Aliasing

First off, let's get some important caveats out of the way:

  • We will be using the broadest possible definition of aliasing for the sake of discussion. Rust's definition will probably be more restricted to factor in mutations and liveness.

  • We will be assuming a single-threaded, interrupt-free, execution. We will also be ignoring things like memory-mapped hardware. Rust assumes these things don't happen unless you tell it otherwise. For more details, see the Concurrency Chapter.

With that said, here's our working definition: variables and pointers alias if they refer to overlapping regions of memory.

Why Aliasing Matters

So why should we care about aliasing?

Consider this simple function:


#![allow(unused_variables)]
fn main() {
fn compute(input: &u32, output: &mut u32) {
    if *input > 10 {
        *output = 1;
    }
    if *input > 5 {
        *output *= 2;
    }
}
}

We would like to be able to optimize it to the following function:


#![allow(unused_variables)]
fn main() {
fn compute(input: &u32, output: &mut u32) {
    let cached_input = *input; // keep *input in a register
    if cached_input > 10 {
        *output = 2;  // x > 10 implies x > 5, so double and exit immediately
    } else if cached_input > 5 {
        *output *= 2;
    }
}
}

In Rust, this optimization should be sound. For almost any other language, it wouldn't be (barring global analysis). This is because the optimization relies on knowing that aliasing doesn't occur, which most languages are fairly liberal with. Specifically, we need to worry about function arguments that make input and output overlap, such as compute(&x, &mut x).

With that input, we could get this execution:

                    //  input ==  output == 0xabad1dea
                    // *input == *output == 20
if *input > 10 {    // true  (*input == 20)
    *output = 1;    // also overwrites *input, because they are the same
}
if *input > 5 {     // false (*input == 1)
    *output *= 2;
}
                    // *input == *output == 1

Our optimized function would produce *output == 2 for this input, so the correctness of our optimization relies on this input being impossible.

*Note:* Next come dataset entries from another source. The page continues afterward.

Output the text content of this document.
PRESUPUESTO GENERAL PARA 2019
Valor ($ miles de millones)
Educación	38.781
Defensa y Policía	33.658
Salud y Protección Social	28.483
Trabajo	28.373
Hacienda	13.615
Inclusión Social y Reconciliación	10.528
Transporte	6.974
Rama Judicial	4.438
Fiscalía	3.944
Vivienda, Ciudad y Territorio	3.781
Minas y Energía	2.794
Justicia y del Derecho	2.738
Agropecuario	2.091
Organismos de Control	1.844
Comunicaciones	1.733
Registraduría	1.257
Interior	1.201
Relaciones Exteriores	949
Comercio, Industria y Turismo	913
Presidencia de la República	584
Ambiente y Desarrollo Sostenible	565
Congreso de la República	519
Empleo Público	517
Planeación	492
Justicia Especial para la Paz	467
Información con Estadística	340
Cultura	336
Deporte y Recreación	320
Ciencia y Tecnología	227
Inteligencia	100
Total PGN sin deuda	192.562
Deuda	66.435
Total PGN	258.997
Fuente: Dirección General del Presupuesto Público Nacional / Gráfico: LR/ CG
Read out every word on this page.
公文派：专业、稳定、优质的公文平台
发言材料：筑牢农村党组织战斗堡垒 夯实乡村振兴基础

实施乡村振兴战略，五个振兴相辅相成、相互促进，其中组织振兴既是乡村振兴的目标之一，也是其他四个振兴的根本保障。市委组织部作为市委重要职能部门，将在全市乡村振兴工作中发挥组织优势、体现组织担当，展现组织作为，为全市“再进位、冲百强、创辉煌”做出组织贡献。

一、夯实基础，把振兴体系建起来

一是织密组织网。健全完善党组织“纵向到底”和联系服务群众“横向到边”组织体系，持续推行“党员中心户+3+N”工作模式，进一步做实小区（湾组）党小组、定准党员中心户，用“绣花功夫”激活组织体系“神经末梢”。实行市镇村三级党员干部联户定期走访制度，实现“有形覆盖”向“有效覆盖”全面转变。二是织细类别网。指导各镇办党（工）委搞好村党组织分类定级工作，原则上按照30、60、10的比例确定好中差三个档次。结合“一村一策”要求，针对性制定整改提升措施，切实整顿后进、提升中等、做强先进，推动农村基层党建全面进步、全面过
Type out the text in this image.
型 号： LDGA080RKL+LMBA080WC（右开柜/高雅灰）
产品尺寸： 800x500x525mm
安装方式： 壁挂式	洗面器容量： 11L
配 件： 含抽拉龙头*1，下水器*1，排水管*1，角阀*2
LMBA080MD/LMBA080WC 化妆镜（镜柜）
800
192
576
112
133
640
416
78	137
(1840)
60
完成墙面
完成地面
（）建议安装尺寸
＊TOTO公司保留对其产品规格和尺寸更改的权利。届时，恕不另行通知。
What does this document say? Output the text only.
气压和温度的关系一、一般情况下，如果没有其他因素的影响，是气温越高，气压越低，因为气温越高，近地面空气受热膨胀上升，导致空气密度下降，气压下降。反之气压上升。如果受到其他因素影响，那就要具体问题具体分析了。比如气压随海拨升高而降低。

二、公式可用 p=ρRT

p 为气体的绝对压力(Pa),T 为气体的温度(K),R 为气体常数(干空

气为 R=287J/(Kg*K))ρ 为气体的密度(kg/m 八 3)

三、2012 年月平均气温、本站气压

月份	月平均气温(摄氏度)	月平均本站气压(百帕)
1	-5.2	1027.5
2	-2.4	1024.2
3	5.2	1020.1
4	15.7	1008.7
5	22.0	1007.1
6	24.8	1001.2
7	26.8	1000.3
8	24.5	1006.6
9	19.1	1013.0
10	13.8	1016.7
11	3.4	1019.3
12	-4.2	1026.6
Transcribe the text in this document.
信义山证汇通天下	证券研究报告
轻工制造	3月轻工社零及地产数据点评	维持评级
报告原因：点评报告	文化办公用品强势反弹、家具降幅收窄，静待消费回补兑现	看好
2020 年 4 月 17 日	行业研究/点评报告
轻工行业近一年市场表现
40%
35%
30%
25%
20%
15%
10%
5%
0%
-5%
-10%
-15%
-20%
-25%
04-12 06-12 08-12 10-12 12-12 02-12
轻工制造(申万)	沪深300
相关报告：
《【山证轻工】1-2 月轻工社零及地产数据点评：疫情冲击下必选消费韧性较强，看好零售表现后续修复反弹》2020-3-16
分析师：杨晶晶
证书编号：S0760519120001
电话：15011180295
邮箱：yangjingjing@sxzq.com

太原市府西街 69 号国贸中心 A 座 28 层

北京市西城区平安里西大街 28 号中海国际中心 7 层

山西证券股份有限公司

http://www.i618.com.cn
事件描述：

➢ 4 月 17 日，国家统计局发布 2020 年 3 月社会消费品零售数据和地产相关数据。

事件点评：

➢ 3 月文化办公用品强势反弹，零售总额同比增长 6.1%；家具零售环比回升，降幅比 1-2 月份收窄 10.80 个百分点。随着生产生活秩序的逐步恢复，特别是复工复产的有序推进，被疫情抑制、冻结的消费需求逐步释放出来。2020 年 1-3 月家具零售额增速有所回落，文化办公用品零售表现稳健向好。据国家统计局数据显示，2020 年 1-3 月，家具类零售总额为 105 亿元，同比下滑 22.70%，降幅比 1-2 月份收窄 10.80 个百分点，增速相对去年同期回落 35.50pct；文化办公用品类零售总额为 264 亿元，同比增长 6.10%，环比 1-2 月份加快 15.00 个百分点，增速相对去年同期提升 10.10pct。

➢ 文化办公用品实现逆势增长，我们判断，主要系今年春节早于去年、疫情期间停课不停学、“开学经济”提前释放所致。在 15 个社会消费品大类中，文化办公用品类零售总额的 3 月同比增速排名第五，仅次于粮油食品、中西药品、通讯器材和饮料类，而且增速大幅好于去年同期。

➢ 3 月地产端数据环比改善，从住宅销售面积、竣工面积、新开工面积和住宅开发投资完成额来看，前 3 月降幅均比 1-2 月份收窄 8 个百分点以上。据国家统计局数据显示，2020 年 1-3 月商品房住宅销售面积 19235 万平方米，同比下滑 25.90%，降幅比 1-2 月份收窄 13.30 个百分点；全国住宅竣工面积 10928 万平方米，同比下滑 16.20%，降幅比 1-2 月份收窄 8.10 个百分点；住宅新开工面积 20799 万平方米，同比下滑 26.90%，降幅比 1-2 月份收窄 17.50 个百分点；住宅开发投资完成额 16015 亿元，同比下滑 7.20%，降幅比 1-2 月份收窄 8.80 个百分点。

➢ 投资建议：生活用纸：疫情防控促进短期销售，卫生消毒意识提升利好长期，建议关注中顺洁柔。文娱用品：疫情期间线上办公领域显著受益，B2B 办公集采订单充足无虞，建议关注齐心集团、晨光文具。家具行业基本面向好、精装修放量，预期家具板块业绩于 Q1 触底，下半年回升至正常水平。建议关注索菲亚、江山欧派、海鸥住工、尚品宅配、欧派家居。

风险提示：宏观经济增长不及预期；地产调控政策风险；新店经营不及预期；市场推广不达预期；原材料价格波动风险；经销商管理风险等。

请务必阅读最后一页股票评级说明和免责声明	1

In Rust we know this input should be impossible because &mut isn't allowed to be aliased. So we can safely reject its possibility and perform this optimization. In most other languages, this input would be entirely possible, and must be considered.

This is why alias analysis is important: it lets the compiler perform useful optimizations! Some examples:

  • keeping values in registers by proving no pointers access the value's memory
  • eliminating reads by proving some memory hasn't been written to since last we read it
  • eliminating writes by proving some memory is never read before the next write to it
  • moving or reordering reads and writes by proving they don't depend on each other

These optimizations also tend to prove the soundness of bigger optimizations such as loop vectorization, constant propagation, and dead code elimination.

In the previous example, we used the fact that &mut u32 can't be aliased to prove that writes to *output can't possibly affect *input. This let us cache *input in a register, eliminating a read.

By caching this read, we knew that the write in the > 10 branch couldn't affect whether we take the > 5 branch, allowing us to also eliminate a read-modify-write (doubling *output) when *input > 10.

The key thing to remember about alias analysis is that writes are the primary hazard for optimizations. That is, the only thing that prevents us from moving a read to any other part of the program is the possibility of us re-ordering it with a write to the same location.

For instance, we have no concern for aliasing in the following modified version of our function, because we've moved the only write to *output to the very end of our function. This allows us to freely reorder the reads of *input that occur before it:


#![allow(unused_variables)]
fn main() {
fn compute(input: &u32, output: &mut u32) {
    let mut temp = *output;
    if *input > 10 {
        temp = 1;
    }
    if *input > 5 {
        temp *= 2;
    }
    *output = temp;
}
}

We're still relying on alias analysis to assume that temp doesn't alias input, but the proof is much simpler: the value of a local variable can't be aliased by things that existed before it was declared. This is an assumption every language freely makes, and so this version of the function could be optimized the way we want in any language.

This is why the definition of "alias" that Rust will use likely involves some notion of liveness and mutation: we don't actually care if aliasing occurs if there aren't any actual writes to memory happening.

Of course, a full aliasing model for Rust must also take into consideration things like function calls (which may mutate things we don't see), raw pointers (which have no aliasing requirements on their own), and UnsafeCell (which lets the referent of an & be mutated).